Robo-Advisors Versus Human Financial Advisors

When you set up a portfolio to save for retirement, you have a choice between a robo-advisor or a human financial advisor. Robo-advisors are automated wealth management services that can invest your money in mutual funds and other investments without human involvement. They charge lower fees than human advisors but provide fewer services. This article compares the benefits and drawbacks of human fee-based advisors and robo-advisors.

Many Robo-Advisors Are Fiduciaries

Human financial advisors include commission-based advisors and fee-based advisors. Fee-based advisors are fiduciaries who have a duty to select the best investments for their clients and don’t earn additional commissions for selling you mutual fund shares. Commission-based advisors are not fiduciaries and are more like sales representatives who earn money when you buy shares of a specific mutual fund. As a result, they might pick a fund that offers the highest commission rather than the fund that offers the client the highest return. This fund may come with high annual fees and also charge an upfront fee, or load, when you invest in it.

Many robo-advisors are fiduciaries, or fee-based advisers. But the definition of a fiduciary is complex and robo-advisors are not all fiduciaries. One important factor to consider is whether the robo-advisor can purchase exchange-traded funds (ETFs) from multiple brokerages, not just one brokerage. Fiduciaries are not allowed to have conflicts of interest. A financial advisor should show you the mutual fund with the lowest costs even if it’s not being sold by the advisor’s brokerage.

Robo-Advisors Charge Lower Fees Than Human Fee-Based Advisors

When you invest your money with a financial advisor, you will pay two types of fees. The first fee is the fee that the advisor charges the client directly. For fee-based advisors who serve wealthy clients, this fee is often around 1 percent of the portfolio value per year. Then, the mutual fund managers who manage the funds in the portfolio charge annual fees on top of that. And they’ll still collect their fees even if the advisor doesn’t charge a fee directly.

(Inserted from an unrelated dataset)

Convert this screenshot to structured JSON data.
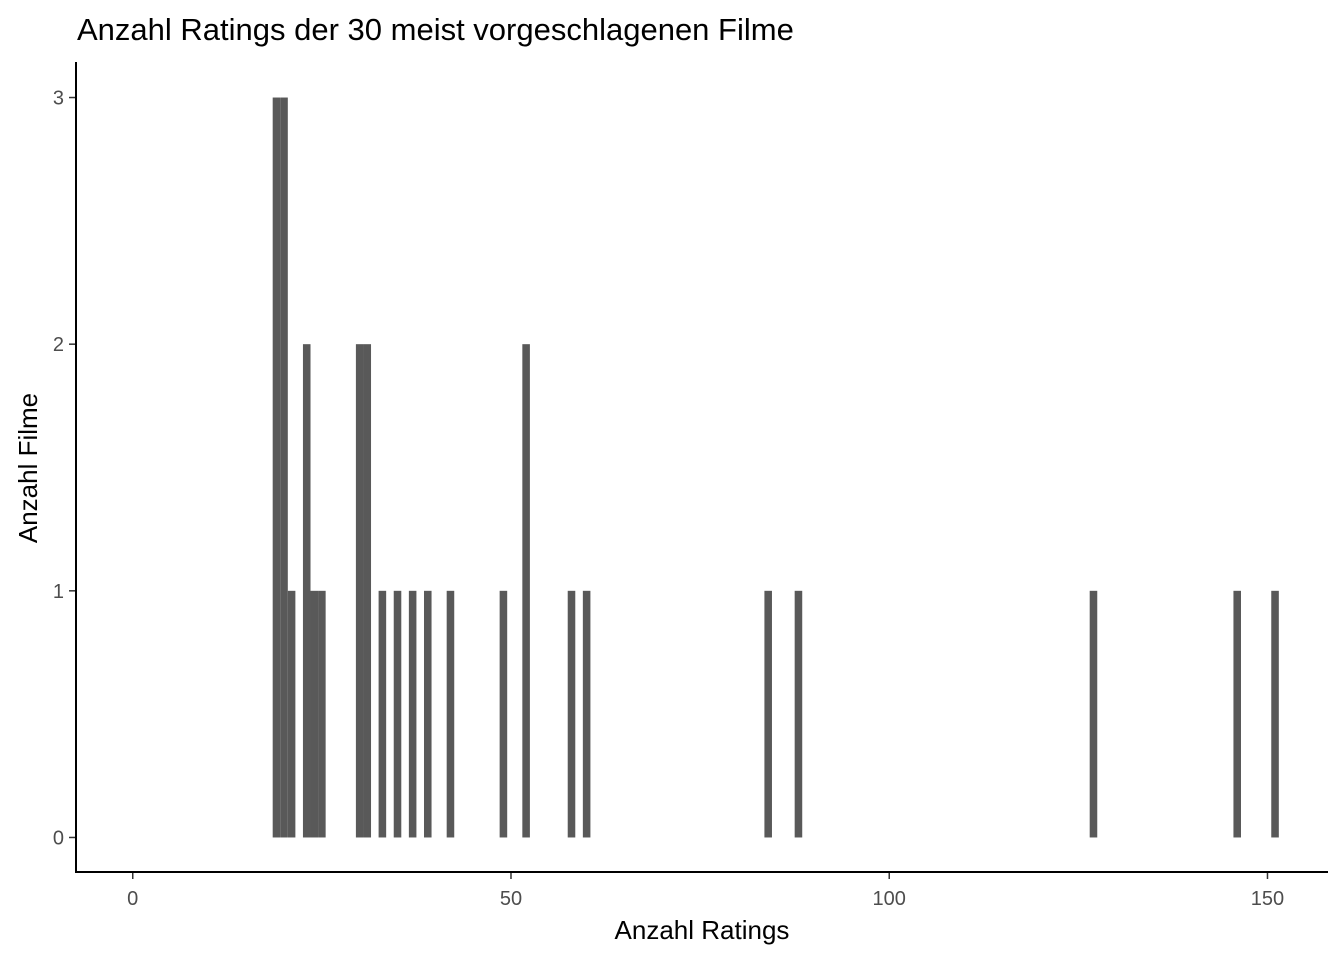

Commission-based advisors might sell you funds with 2 percent annual fees, for example, even if they don’t charge an annual fee themselves. Robo-advisors often invest in index funds with fees that are closer to 0.1 percent. Index funds are mutual funds that attempt to match the performance of the broader market instead of paying a human manager to attempt to outperform the market, which is called active management. The annual fee charged by the mutual fund manager is called the expense ratio.

Robo-advisor fees are often in the 0.25 percent range and the index funds they invest in have expense ratios of around 0.1 percent. So if you invest $10,000 with a robo-advisor you would be paying about 0.35 percent, or $35, in annual fees and expense ratio charges.

A human advisor would charge an annual fee of around $100 on this portfolio. The expense ratio would be in the $10 range if they invested in index funds, so the total cost would be in the $110 range. But annual costs could be higher if the human advisor invested in actively-managed funds designed to outperform the market or protect investors from stock market crashes.

Fee-Based Advisors Offer More Funds

Robo-advisors usually offer a limited selection of funds. For example, one of their funds might invest 80 percent in an index fund and 20 percent in corporate bonds. And another fund might invest 70 percent in an index fund and 30 percent in corporate bonds. Their clients can adjust their overall risk level by picking a fund with a different mix between the stock ETFs and the bond ETFs. And a robo-advisor can automatically switch a client’s holdings to lower-risk funds as they get closer to retirement. But these automated investment services aren’t set up to provide a wide selection of funds run by active managers.

Fee-based advisors provide several benefits to their clients. They can access a much larger number of mutual funds. These include mutual funds designed for financial institutions that have lower expense ratios than ETFs. These funds include institutional index funds as well as actively managed mutual funds. Human advisors can also provide services such as tax loss harvesting and portfolio rebalancing. Some robo-advisors don’t offer these services and others only offer them in premium tiers that have higher annual fees.

A financial advisor often buys shares in more than one mutual fund for their clients. Tax-loss harvesting occurs when the advisor sells a fund at a loss to obtain tax benefits. Portfolio rebalancing occurs when the advisor sells shares of one fund and buys shares of another one so the client’s holdings aren’t overly concentrated in one market sector. Tax-loss harvesting improves returns while portfolio rebalancing reduces risk.

But the main benefit that human advisors offer is that their clients can call them on the phone and receive personal financial advice. An automated system can’t provide the same level of assistance. As a result, some robo-advisors have set up hybrid wealth management services that provide access to a human advisor for investors in premium service tiers.

Conclusion

Robo-advisors are known for charging lower fees than human fee-based advisors but there are still situations where using a human advisor could be less expensive overall. Even if a human advisor also invests in index funds for their clients, they can use investment strategies that generate higher returns for their clients even after including their 1 percent annual fee. But a robo-advisor that also automates these strategies may offer the best overall deal.